Life at Check Stand 3 (Texas 1955)

James Higgins

March 1, 2026


School’s out at 3:30 so home by four (if there’s no detention

hall) a glance at homework, a quick meal, get that white shirt

and clip-on bow tie on, then dropped off at the big HEB

supermarket for that five to ten shift.  I was 15 by then

promoted to checker from boxboy so from 40 to 75 cents an

hour doing three nights a week, sometimes four & a ten-hour

shift on Saturday & the dairy case was mine to keep full so 

spent a lot of time in the cooler with a helper or two putting 

eggs that survived a crash into clean unbranded cartons to

sell with deep discounts, of course, then had to keep that 

milk section full and always rotate that date. 

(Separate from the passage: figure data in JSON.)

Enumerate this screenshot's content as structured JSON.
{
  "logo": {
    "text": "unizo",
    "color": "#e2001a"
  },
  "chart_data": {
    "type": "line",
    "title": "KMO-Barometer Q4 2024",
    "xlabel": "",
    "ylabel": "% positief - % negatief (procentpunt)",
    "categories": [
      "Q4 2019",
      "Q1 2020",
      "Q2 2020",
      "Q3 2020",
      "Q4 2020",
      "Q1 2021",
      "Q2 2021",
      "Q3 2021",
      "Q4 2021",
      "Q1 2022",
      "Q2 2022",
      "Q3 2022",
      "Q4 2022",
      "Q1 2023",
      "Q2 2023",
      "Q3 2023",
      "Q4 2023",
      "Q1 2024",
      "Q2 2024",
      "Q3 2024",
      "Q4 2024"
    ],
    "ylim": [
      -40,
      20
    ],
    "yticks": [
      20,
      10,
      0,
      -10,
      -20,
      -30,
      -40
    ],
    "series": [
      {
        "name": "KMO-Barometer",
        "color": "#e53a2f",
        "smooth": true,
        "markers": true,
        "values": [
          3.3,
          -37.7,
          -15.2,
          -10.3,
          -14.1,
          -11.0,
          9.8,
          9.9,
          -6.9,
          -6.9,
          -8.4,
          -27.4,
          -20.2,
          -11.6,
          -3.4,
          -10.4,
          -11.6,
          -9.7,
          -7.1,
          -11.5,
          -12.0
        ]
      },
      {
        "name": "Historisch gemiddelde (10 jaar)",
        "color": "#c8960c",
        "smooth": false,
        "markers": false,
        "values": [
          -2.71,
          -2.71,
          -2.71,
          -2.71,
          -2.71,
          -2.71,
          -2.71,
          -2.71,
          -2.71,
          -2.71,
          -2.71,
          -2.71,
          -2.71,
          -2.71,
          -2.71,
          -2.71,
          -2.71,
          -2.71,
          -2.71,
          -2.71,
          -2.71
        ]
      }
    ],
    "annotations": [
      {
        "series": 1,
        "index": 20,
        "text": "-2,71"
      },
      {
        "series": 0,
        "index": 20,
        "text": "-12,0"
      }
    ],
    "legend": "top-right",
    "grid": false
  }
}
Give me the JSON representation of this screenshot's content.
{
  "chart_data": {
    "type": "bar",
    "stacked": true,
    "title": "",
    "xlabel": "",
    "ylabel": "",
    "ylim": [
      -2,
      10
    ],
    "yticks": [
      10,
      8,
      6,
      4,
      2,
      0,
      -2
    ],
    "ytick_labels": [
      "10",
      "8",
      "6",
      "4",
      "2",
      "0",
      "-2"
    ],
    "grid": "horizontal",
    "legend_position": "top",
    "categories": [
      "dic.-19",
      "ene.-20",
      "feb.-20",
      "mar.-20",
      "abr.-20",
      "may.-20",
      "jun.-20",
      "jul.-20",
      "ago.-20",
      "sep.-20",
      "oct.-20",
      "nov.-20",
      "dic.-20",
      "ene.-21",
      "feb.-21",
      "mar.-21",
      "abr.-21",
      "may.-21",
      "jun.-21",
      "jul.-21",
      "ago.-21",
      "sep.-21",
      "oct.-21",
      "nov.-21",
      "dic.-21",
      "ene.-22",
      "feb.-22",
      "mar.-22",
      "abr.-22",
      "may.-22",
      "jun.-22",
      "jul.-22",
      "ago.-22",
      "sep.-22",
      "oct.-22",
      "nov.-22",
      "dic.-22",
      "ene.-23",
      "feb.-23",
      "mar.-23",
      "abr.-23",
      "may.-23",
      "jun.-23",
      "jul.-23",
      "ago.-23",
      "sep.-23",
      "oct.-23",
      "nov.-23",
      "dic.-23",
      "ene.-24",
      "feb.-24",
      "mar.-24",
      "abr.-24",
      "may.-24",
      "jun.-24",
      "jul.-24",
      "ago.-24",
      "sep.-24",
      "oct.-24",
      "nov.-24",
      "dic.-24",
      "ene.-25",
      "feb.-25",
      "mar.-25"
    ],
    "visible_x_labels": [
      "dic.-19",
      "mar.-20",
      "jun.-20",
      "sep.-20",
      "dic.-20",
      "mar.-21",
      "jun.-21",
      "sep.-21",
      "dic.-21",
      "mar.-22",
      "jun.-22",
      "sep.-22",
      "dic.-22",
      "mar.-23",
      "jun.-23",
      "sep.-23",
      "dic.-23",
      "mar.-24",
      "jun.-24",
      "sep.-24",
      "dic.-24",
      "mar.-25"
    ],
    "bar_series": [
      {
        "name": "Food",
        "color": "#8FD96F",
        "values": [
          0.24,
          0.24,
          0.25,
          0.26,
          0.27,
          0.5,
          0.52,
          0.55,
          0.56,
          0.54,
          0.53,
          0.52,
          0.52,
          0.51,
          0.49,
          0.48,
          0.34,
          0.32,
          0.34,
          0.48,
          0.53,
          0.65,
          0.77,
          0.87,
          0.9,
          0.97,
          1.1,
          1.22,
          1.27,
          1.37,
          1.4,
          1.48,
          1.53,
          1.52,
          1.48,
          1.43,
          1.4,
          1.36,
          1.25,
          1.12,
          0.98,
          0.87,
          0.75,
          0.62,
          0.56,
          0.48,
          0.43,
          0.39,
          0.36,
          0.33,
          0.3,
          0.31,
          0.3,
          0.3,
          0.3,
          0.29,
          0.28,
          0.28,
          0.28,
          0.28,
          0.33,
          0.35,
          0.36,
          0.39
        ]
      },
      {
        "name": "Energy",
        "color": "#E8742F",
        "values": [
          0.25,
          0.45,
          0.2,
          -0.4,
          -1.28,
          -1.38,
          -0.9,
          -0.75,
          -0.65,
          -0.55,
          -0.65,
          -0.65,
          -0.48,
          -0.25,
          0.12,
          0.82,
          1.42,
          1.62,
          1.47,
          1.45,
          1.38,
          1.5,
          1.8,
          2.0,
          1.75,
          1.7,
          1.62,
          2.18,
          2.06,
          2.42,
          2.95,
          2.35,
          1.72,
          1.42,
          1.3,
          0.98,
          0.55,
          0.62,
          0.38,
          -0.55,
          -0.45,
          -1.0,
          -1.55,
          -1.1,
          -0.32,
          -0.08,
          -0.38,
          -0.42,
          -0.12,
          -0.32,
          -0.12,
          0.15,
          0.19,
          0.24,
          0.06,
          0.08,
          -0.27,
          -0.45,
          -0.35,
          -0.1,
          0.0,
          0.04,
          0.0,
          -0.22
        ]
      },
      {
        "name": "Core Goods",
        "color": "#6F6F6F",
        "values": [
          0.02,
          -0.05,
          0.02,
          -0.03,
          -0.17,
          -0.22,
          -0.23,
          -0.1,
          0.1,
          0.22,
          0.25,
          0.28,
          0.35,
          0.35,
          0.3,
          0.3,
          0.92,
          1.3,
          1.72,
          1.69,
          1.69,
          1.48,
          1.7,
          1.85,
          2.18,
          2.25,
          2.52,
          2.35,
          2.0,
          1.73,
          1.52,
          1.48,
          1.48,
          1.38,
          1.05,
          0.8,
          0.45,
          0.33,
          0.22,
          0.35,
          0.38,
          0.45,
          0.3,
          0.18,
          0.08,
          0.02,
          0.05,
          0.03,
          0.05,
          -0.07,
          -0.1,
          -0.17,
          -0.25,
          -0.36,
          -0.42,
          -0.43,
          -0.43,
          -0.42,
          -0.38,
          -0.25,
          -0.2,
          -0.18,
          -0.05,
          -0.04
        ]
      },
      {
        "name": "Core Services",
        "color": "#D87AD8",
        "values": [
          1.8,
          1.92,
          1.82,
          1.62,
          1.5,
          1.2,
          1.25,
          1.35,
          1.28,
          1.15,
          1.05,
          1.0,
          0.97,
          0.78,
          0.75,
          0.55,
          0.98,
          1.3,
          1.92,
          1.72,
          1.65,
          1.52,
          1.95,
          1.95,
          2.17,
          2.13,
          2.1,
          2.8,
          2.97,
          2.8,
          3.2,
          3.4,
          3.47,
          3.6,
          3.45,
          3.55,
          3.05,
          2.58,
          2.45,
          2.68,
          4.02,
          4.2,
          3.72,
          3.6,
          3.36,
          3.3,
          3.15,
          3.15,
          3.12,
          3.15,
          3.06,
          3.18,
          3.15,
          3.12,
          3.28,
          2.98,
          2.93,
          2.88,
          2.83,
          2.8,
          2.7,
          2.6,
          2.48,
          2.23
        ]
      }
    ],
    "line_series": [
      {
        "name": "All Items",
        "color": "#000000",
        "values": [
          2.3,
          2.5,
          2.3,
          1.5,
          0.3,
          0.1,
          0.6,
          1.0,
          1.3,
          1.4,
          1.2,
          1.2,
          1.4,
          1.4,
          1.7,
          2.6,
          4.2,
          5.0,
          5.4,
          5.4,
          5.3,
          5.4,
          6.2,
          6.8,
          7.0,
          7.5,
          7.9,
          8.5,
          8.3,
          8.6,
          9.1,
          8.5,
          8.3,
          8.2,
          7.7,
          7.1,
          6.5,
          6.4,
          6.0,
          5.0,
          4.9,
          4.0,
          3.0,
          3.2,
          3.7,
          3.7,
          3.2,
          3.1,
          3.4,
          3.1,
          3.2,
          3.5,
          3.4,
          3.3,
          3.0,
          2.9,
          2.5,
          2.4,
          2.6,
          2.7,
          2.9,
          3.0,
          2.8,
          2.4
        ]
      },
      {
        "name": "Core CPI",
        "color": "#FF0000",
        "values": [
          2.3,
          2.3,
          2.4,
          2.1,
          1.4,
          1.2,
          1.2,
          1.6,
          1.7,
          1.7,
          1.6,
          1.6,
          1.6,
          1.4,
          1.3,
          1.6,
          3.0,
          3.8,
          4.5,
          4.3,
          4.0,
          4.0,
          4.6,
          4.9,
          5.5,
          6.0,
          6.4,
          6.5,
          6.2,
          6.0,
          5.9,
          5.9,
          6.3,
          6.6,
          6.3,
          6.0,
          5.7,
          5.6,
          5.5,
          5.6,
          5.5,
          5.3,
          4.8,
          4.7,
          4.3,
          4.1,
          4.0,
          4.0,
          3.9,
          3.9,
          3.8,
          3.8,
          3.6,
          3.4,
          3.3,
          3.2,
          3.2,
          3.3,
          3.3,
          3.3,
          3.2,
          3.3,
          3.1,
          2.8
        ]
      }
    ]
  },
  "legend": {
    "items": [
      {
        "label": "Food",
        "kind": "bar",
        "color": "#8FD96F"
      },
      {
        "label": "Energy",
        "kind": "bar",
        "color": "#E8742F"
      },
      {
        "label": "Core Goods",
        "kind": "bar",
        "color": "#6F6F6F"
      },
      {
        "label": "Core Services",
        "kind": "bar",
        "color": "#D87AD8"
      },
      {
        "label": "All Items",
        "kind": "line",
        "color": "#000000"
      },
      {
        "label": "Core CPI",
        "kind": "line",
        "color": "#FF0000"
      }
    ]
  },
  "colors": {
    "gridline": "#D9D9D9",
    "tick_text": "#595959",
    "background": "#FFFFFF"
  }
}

When things got busy lines would form so I’d hear Jimmy

checkstand 3 please & I hustle up front to meet, greet and 

collect that money, make change since there were no credit 

cards and no computers back then, lots of checks to be ok’d 

by the boss and Larry’s in the next check stand on Saturday 

so it’s a race to see who checks out more people. Lines are 

long, no codes for lettuce, apples, carrots or potatoes had to 

weigh them all. We each had a produce list we made daily 

with a grease pencil on a plastic pad & you had better 

get those prices right. The customer knows.

Born in Abilene, James Higgins spent the first fifteen years of his life in Texas, living in San Antonio during the school year, then spending most summers with his dad in the little town of Merkel, where both his parents were born. Two different worlds, city life vs. small town.